Todd Barton
Solstice Performance
On June 19, 2021, Todd Barton headlined the Solstice Festival at the TANK Center for Sonic Arts, in Rangely, Colorado. Known as one of the pioneers of the synthesizer on the West Coast, Todd also played recorder and shakuhachi (Japanese bamboo flute) for his performance in The TANK.
Here’s Todd, playing the shakuhachi in The TANK.
The track below is a montage of moments from his concert. It intersperses his woodwind instruments with improvisation on synthesizer. The first piece in this montage is De Lof Zangh Marie from 1648 by Jacob van Eyck, which Todd Barton performs on a tenor recorder. The main body of music here is freely improvised on his Buchla Music Easel, an analog synthesizer. The montage concludes with Todd’s original composition for shakuhachi (Japanese bamboo flute) entitled Tai Hei (Big Peace).

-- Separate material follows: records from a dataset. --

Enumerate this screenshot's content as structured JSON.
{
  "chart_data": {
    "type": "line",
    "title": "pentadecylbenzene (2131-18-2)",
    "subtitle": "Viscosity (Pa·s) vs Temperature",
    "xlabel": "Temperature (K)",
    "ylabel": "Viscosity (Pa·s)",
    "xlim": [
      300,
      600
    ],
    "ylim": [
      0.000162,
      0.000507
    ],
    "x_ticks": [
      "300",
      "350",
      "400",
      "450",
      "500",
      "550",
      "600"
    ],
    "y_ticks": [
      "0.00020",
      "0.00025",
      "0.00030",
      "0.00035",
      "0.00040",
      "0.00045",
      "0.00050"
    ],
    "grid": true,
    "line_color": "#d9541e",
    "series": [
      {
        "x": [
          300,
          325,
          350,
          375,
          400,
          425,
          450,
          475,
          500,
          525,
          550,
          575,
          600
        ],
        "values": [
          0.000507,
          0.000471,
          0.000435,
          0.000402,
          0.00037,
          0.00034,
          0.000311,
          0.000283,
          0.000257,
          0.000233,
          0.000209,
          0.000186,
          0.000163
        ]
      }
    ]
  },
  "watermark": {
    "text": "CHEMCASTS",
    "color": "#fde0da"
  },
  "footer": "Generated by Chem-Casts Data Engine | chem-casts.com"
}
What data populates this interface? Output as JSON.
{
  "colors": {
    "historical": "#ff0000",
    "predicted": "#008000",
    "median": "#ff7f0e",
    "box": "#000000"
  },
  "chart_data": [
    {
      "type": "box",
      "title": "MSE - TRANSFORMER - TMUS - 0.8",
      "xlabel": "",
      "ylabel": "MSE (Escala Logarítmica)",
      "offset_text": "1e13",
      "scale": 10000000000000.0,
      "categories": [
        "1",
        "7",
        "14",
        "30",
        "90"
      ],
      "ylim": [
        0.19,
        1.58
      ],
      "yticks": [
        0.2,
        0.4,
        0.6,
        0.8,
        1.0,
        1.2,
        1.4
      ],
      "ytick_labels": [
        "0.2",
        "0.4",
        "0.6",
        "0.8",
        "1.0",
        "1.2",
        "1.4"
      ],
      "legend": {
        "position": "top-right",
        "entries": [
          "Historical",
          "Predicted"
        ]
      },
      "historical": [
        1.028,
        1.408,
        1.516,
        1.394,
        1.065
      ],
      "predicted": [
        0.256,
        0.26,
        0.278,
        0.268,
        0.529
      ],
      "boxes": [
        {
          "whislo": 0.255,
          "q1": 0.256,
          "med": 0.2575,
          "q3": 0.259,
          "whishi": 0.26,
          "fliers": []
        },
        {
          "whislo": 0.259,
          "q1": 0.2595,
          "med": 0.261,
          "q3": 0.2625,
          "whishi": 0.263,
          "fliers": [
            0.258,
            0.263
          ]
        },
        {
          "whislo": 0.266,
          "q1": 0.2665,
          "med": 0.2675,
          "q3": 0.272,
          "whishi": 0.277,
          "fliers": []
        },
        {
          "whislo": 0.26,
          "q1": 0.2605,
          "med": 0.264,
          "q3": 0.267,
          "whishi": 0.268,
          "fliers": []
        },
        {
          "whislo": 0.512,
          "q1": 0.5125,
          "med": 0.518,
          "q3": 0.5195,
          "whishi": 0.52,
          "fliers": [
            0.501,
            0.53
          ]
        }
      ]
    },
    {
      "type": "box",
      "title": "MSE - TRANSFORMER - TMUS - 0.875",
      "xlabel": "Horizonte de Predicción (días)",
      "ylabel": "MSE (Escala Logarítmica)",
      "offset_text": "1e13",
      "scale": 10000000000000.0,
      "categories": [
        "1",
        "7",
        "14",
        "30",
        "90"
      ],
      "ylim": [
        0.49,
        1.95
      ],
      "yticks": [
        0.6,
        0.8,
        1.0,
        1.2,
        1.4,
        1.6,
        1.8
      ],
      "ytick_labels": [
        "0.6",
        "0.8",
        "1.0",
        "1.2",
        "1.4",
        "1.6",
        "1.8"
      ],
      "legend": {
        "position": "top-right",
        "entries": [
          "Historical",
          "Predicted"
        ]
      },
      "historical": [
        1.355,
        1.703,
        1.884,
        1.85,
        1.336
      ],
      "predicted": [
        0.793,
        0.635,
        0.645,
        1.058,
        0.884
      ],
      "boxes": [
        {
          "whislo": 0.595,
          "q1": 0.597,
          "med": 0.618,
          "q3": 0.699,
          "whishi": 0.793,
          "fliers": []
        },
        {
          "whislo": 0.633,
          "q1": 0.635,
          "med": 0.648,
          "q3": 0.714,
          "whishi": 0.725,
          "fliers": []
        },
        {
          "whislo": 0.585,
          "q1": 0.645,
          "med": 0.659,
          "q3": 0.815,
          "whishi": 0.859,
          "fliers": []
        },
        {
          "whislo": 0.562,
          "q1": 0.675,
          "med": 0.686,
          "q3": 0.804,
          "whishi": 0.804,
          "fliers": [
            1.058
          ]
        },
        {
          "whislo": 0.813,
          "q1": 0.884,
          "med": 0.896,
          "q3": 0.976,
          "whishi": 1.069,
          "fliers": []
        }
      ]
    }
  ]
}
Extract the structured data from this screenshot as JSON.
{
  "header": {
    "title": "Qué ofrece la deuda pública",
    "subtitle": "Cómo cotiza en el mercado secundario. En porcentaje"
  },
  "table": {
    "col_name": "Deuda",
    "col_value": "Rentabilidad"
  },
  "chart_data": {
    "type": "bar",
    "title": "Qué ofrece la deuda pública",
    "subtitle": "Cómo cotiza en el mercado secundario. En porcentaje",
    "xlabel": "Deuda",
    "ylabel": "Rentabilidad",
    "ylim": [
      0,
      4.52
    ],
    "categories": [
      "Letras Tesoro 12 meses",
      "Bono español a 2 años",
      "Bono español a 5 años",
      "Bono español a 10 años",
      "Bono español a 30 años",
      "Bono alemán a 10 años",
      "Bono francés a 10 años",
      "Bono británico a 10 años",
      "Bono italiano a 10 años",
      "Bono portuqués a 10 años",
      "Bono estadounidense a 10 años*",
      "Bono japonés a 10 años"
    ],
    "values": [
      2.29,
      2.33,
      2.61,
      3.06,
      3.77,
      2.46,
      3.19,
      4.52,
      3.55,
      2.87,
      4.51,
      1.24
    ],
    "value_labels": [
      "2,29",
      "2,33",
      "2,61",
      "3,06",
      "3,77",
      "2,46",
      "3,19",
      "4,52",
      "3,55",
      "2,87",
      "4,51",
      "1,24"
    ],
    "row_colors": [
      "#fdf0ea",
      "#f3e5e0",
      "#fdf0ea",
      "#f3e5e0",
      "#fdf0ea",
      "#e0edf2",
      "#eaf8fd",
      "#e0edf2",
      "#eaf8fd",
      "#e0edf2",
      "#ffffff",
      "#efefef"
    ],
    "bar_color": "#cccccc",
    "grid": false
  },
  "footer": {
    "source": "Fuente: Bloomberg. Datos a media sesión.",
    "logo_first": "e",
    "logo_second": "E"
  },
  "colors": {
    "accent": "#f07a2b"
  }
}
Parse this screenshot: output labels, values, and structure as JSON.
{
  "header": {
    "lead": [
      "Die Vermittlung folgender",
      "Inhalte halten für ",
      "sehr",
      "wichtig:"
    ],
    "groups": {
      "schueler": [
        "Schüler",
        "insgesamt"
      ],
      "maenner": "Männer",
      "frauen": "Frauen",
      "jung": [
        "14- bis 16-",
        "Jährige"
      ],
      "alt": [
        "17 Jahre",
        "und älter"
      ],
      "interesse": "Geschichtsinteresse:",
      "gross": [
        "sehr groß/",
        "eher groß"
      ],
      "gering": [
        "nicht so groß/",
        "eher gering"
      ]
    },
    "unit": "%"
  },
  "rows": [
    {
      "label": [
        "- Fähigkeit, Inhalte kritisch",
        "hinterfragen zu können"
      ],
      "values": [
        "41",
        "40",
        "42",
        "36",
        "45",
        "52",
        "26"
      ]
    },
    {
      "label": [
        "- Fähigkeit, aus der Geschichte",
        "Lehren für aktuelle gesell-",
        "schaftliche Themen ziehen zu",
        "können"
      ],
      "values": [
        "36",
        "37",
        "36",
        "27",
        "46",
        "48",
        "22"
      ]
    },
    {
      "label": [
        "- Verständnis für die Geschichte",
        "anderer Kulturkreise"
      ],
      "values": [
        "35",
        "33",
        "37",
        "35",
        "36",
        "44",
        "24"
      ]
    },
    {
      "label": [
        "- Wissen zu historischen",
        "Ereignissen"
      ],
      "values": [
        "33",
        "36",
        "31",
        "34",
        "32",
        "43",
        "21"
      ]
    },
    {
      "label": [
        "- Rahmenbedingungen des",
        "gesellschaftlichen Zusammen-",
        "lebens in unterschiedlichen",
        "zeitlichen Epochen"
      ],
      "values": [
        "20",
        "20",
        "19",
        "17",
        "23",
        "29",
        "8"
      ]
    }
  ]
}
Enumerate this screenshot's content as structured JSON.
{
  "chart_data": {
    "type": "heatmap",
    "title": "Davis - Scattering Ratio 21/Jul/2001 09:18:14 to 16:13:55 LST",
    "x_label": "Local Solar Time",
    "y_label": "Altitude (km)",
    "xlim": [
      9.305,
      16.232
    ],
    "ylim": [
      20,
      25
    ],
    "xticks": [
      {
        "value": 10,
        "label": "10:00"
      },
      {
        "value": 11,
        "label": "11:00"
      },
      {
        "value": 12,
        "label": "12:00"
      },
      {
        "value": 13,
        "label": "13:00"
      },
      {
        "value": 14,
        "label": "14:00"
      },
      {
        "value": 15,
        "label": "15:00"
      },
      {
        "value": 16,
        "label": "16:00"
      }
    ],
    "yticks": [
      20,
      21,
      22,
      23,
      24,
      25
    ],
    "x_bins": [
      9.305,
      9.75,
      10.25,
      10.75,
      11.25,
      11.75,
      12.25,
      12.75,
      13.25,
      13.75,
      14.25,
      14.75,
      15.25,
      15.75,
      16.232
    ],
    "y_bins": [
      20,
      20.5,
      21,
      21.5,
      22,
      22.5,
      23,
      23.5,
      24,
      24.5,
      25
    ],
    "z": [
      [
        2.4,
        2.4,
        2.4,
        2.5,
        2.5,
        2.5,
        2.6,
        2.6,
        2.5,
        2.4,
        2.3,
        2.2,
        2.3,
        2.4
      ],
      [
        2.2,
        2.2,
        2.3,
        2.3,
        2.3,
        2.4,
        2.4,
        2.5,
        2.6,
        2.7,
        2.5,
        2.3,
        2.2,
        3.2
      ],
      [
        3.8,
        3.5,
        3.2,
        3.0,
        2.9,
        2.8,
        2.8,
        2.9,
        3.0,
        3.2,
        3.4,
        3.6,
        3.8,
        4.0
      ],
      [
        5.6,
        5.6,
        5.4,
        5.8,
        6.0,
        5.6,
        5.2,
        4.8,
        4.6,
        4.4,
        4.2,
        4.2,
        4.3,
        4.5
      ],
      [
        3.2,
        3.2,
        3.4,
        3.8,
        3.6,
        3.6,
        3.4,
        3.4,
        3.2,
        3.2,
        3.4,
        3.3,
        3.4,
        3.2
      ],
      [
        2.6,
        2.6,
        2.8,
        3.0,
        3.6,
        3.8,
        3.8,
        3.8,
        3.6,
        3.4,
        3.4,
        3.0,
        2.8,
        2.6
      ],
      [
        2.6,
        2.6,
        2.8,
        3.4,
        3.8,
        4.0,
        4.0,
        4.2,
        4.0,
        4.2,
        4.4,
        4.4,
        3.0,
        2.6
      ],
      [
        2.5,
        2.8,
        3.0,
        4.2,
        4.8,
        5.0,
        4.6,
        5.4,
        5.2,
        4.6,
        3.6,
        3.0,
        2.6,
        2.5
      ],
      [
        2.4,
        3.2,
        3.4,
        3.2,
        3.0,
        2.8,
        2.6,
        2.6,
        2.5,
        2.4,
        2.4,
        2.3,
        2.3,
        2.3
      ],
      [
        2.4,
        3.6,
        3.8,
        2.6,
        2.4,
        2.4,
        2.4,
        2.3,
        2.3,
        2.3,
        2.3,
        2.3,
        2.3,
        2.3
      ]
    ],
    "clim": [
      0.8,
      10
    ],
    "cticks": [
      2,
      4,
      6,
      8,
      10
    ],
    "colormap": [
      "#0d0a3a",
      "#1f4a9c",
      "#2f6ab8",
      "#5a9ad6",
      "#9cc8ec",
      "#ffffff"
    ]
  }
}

Todd Barton is a composer, sound designer, multimedia performer, and analog synthesist, specializing in Buchla Electronic Musical Instruments, the iconic synthesizers that have defined West Coast experimental music since the early ‘70s. He is also Resident Composer Emeritus for the Oregon Shakespeare Festival.
His compositions have been performed by the KRONOS Quartet, Oregon Symphony Orchestra, San Jose Chamber Orchestra, Southern Oregon Repertory Singers, the Shasta Taiko, and the Rogue Valley Symphony, to name a few. Barton has received numerous awards for his theater music including the ASCAP Award for Popular Music, Dramalogue Critics Award, and the San Francisco Bay Area Theatre Critics Circle Award. He recently received a Jeff Award Nomination in Chicago for his original score to The Oedipus Complex.
His music has been heard on NPR’s Morning Edition, Westcoast Live, and the Curve of Wonder. Todd’s Genome Music has been heard and exhibited at the Smithsonian Institute, the Carnegie Institute of Biological Research at Stanford University, the Santa Barbara Museum of Art, the Graduate Art Gallery at CUNY (NY) as well as mentioned in articles for the Washington Post, New York Times, Christian Science Monitor, The Economist and Wired.

After four decades of exploration Todd Barton is still delving deeply into the ever-expanding frontiers of musical expression: from his DNA derived Genome Music to his innovative scores for plays at the Oregon Shakespeare Festival; from performances of Zen Shakuhachi Meditation Music to avant-garde music for electronic synthesizers and computers; from performing with luminaries of jazz and poetry to lecturing on music and composition from the Middle Ages to the 21st Century.